Data that can be stored, accessed and processed in a form with a fixed format is called structured. Behind long time Computer science has made great strides in improving techniques for working with this type of data (where the format is known in advance) and has learned to benefit. However, today there are already problems associated with the growth of volumes to sizes measured in the range of several zettabytes.

1 zettabyte equals a billion terabytes

Looking at these numbers, it is easy to see the veracity of the term Big Data and the difficulties associated with processing and storing such data.

Data stored in a relational database is structured and looks like, for example, tables of company employees

Unstructured form

Data of unknown structure is classified as unstructured. In addition to its large size, this shape is characterized by a number of difficulties in processing and extracting useful information. A typical example of unstructured data is a heterogeneous source containing a combination of simple text files, images and videos. Today, organizations have access to large amounts of raw or unstructured data, but do not know how to extract value from it.

Semi-structured form

This category contains both of those described above, so semi-structured data has some form, but is not actually defined using tables in relational databases. An example of this category is personal data provided in XML file.

Prashant RaoMale35 Seema R.Female41 Satish ManeMale29 Subrato RoyMale26 Jeremiah J.Male35

Characteristics of Big Data

Big Data growth over time:

Blue color represents structured data (Enterprise data), which is stored in relational databases. Other colors indicate unstructured data from various sources (IP telephony, devices and sensors, social networks and web applications).

According to Gartner, big data varies in volume, rate of generation, variety, and variability. Let's take a closer look at these characteristics.
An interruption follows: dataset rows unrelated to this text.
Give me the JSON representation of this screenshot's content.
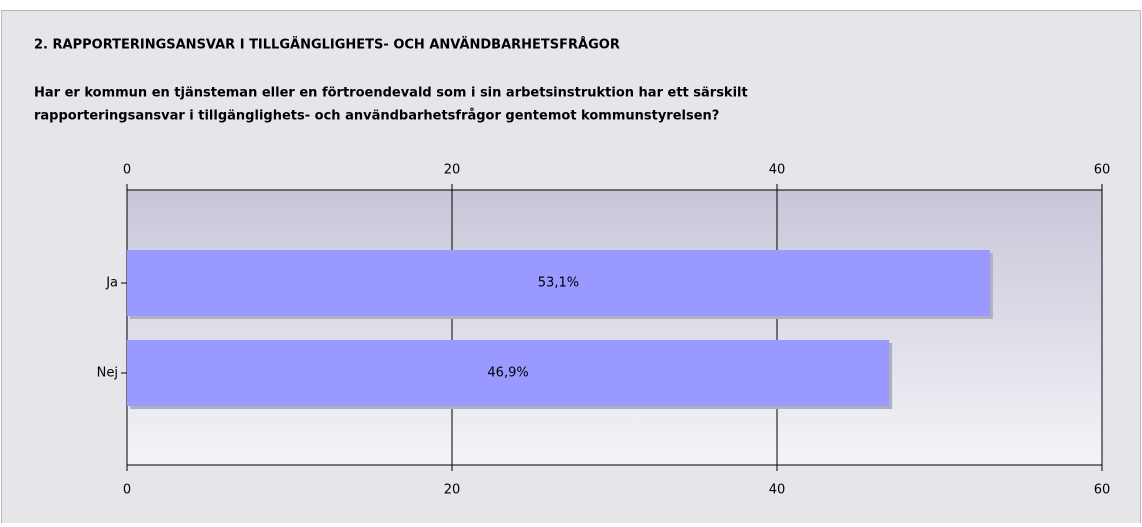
{
  "chart_data": {
    "type": "barh",
    "title": "2. RAPPORTERINGSANSVAR I TILLGÄNGLIGHETS- OCH ANVÄNDBARHETSFRÅGOR",
    "subtitle": [
      "Har er kommun en tjänsteman eller en förtroendevald som i sin arbetsinstruktion har ett särskilt",
      "rapporteringsansvar i tillgänglighets- och användbarhetsfrågor gentemot kommunstyrelsen?"
    ],
    "categories": [
      "Ja",
      "Nej"
    ],
    "values": [
      53.1,
      46.9
    ],
    "value_labels": [
      "53,1%",
      "46,9%"
    ],
    "color": "#9999ff",
    "xlim": [
      0,
      60
    ],
    "xticks": [
      0,
      20,
      40,
      60
    ],
    "grid": true
  }
}
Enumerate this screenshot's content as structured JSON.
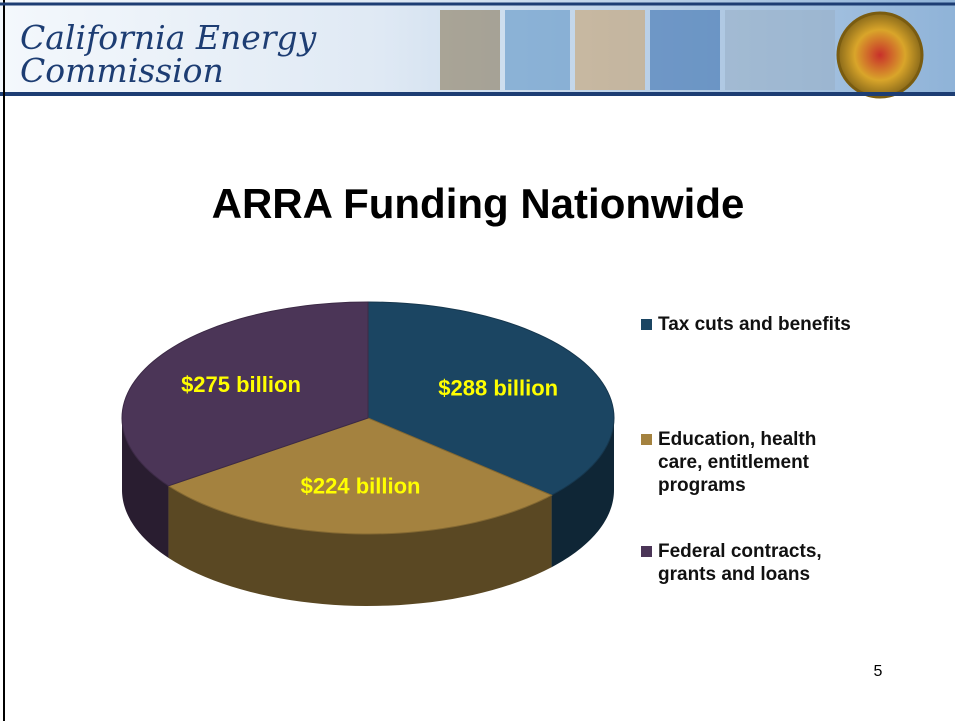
{
  "header": {
    "title_line1": "California Energy",
    "title_line2": "Commission"
  },
  "chart_data": {
    "type": "pie3d",
    "title": "ARRA Funding Nationwide",
    "series": [
      {
        "name": "Tax cuts and benefits",
        "color": "#1b4562",
        "values": [
          288
        ],
        "value_labels": [
          "$288 billion"
        ]
      },
      {
        "name": "Education, health care, entitlement programs",
        "color": "#a4823f",
        "values": [
          224
        ],
        "value_labels": [
          "$224 billion"
        ]
      },
      {
        "name": "Federal contracts, grants and loans",
        "color": "#4b3557",
        "values": [
          275
        ],
        "value_labels": [
          "$275 billion"
        ]
      }
    ],
    "legend": "right"
  },
  "page_number": 5
}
  1. Volume. The term Big Data itself is associated with large size. Data size is a critical metric in determining the potential value to be extracted. Every day, 6 million people use digital media, generating an estimated 2.5 quintillion bytes of data. Therefore, volume is the first characteristic to consider.
  2. Diversity- the next aspect. It refers to heterogeneous sources and the nature of data, which can be either structured or unstructured. Previously, spreadsheets and databases were the only sources of information considered in most applications. Today, data is in the form of emails, photos, videos, PDF files, audio is also considered in analytical applications. This variety of unstructured data leads to problems in storage, mining and analysis: 27% of companies are not confident that they are working with the right data.
  3. Generation speed. How quickly data is accumulated and processed to meet requirements determines potential. Speed ​​determines the speed of information flow from sources - business processes, application logs, social networking and media sites, sensors, mobile devices. The flow of data is huge and continuous over time.
  4. Variability describes the variability of data at some points in time, which complicates processing and management. For example, most data is unstructured in nature.

Big Data analytics: what are the benefits of big data

Promotion of goods and services: Access to data from search engines and sites like Facebook and Twitter allows businesses to more accurately develop marketing strategies.

Improving service for customers: traditional systems feedback with customers are being replaced with new ones, in which Big Data and natural language processing are used to read and evaluate customer feedback.

Risk calculation associated with the release of a new product or service.

Operational efficiency: big data is structured in order to quickly extract the necessary information and quickly produce accurate results. This combination of Big Data and storage technologies helps organizations optimize their work with rarely used information.